I’ve been trying to put my finger on just what, exactly, wasn’t working for me with regards to Preacher ever since the second season started. It’s been years since I read the comics, and I only recall the broadest strokes of the plot, so I knew I wasn’t getting hung up on the differences between the adaptation and the original. In fact, I enjoy a lot of the differences! I understand why the show chose to focus more on Jesse’s time as an actual preacher, and I’m happy that the central trio is finally off on the hunt for God. And I happen to think the casting is spot on - Dominic Cooper and Ruth Negga are captivating and pulling off the whole deep fried American thang. And Joe Gilgun seems to basically BE Cassidy, minus the bloodsucking. I’m on board.
Still, something wasn’t quite clicking for me, and it wasn’t until a few weeks ago that I figured it out. That big flashback episode that finally showed what happened between Jesse and Tulip after the miscarriage but before she married another man. The one that explained why they’d broken up in the first place.
They broke up because they were being assholes to each other. And you know what? They still are.
This wouldn’t be a problem, except that I have read the comics and one thing that kind of makes Preacher the story it is, is the fact that Jesse and Tulip are made for each other. It isn’t smooth sailing, and they aren’t always nice to each other or even very good people, but you root for them — and in the end they literally ride off into the sunset on horseback together.
Both the comic and the show begin with these two characters encountering each other after years spent apart. But the reasons they had for BEING apart are very different. You see, in the comics you find out that Jesse and Tulip were on a lover’s petty crime spree. Jesse was even going to ask her to marry him. But what Tulip didn’t realize was that Jesse’d been on the run from his mother’s terrible family. People who killed his parents, and basically tortured him. And they finally caught up to him sitting on a park bench one day. If Jesse didn’t leave with them, they’d kill Tulip. There was no negotiation. And he knew without a doubt that they’d do it. So Jesse left, against his will, to save her. She never knew why he’d abandoned her. That was how Jesse became a preacher.

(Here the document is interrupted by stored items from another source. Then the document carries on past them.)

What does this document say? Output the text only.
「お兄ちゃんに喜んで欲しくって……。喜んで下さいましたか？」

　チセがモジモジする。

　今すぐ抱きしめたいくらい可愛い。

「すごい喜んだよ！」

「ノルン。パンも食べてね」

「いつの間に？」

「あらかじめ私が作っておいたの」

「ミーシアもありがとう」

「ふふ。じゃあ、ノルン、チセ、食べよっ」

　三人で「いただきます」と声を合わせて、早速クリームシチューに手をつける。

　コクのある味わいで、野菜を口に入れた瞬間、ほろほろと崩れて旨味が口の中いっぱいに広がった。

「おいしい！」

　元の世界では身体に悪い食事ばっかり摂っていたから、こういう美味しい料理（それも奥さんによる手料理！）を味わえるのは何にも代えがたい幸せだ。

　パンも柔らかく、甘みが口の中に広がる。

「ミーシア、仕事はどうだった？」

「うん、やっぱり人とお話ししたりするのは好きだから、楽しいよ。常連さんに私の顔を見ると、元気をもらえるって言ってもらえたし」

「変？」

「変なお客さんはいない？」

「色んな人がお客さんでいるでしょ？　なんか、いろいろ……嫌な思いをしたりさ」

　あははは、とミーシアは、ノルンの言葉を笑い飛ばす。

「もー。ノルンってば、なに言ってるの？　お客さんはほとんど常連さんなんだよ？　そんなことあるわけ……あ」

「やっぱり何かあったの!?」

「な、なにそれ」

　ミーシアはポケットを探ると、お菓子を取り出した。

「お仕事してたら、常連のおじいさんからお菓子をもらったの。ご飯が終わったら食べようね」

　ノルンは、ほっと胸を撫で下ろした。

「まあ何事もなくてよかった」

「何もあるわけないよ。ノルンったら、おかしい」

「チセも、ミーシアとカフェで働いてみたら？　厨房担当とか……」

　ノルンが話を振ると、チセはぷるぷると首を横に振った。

In the show, things go down very differently. Though there have been hints that the show may get around to Jesse’s family background, and you’ve heard him use the name L’Angelle around New Orleans, all the dirty details are still up in the air. Despite that, we do know exactly why and how Jesse and Tulip got separated, and how Jesse became a preacher. They were criminals, until the miscarriage. Then they tried to go legit. And rather than talking through their problems as they tried to cope with their new life, they pretended everything was fine while Jesse turned to alcohol and Tulip turned to crime. Eventually Jesse found the proof that Tulip had been lying to him, both about her job and about wanting to have a child (she was secretly using birth control), and he lost it. He beat the crap out of their friend, who was just a witness, and then he left Tulip to go to the only home he had: his father’s church in Annville. He turned to God out of desperation and spite and to get away from Tulip. There was no misunderstanding or outside force involved in their break up. They did it to themselves. And Jesse did not come off looking good.

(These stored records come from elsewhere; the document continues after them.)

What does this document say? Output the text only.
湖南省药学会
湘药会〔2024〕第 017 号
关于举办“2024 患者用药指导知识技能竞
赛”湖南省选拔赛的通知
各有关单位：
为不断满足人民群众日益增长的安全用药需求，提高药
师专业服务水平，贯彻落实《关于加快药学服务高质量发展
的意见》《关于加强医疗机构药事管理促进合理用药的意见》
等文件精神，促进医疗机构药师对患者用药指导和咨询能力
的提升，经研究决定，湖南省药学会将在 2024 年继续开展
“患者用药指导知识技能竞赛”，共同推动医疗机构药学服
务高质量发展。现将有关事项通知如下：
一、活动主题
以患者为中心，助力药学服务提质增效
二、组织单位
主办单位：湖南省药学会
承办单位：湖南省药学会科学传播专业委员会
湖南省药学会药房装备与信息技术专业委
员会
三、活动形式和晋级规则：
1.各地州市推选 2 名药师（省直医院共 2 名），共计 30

Realizing this also highlights one of the issues the show has with the characterization of Jesse. He was always imperfect, prone to violence and lying, but he also had an underlying philosophy guiding him — one he learned from his father. You gotta be one of the good guys, because there’s way too many of the bad. The TV version of Jesse doesn’t seem to have a real moral core guiding him. And in this season especially he isn’t listening to his lover or his friend. He isn’t aware of anything but his own misguided mission to find God. And anytime Tulip tries to stick up for him, it makes you doubt her a bit more as well, because the version of Jesse she seems to believe in doesn’t seem to exist.
So what is Preacher without a Jesse & Tulip worth rooting for? When they say “until the end of the world,” it doesn’t feel like a promise the way it does in the comic. It feels like a mask to hide behind. It feels like a place holder for everything they should be sharing, but aren’t.
Maybe this is all a part of the plan. Maybe the show is crafting a new direction for all the characters, one driven by their own decisions. Maybe in the show, Jesse and Tulip aren’t actually meant to be.
But as much fun as I have watching Jesse, Tulip and Cassidy each week, I can’t say I’m really cheering for them. Hell, the show has literally made Hitler more sympathetic than Jesse. I’m mostly sticking around to figure out where they take the story from here.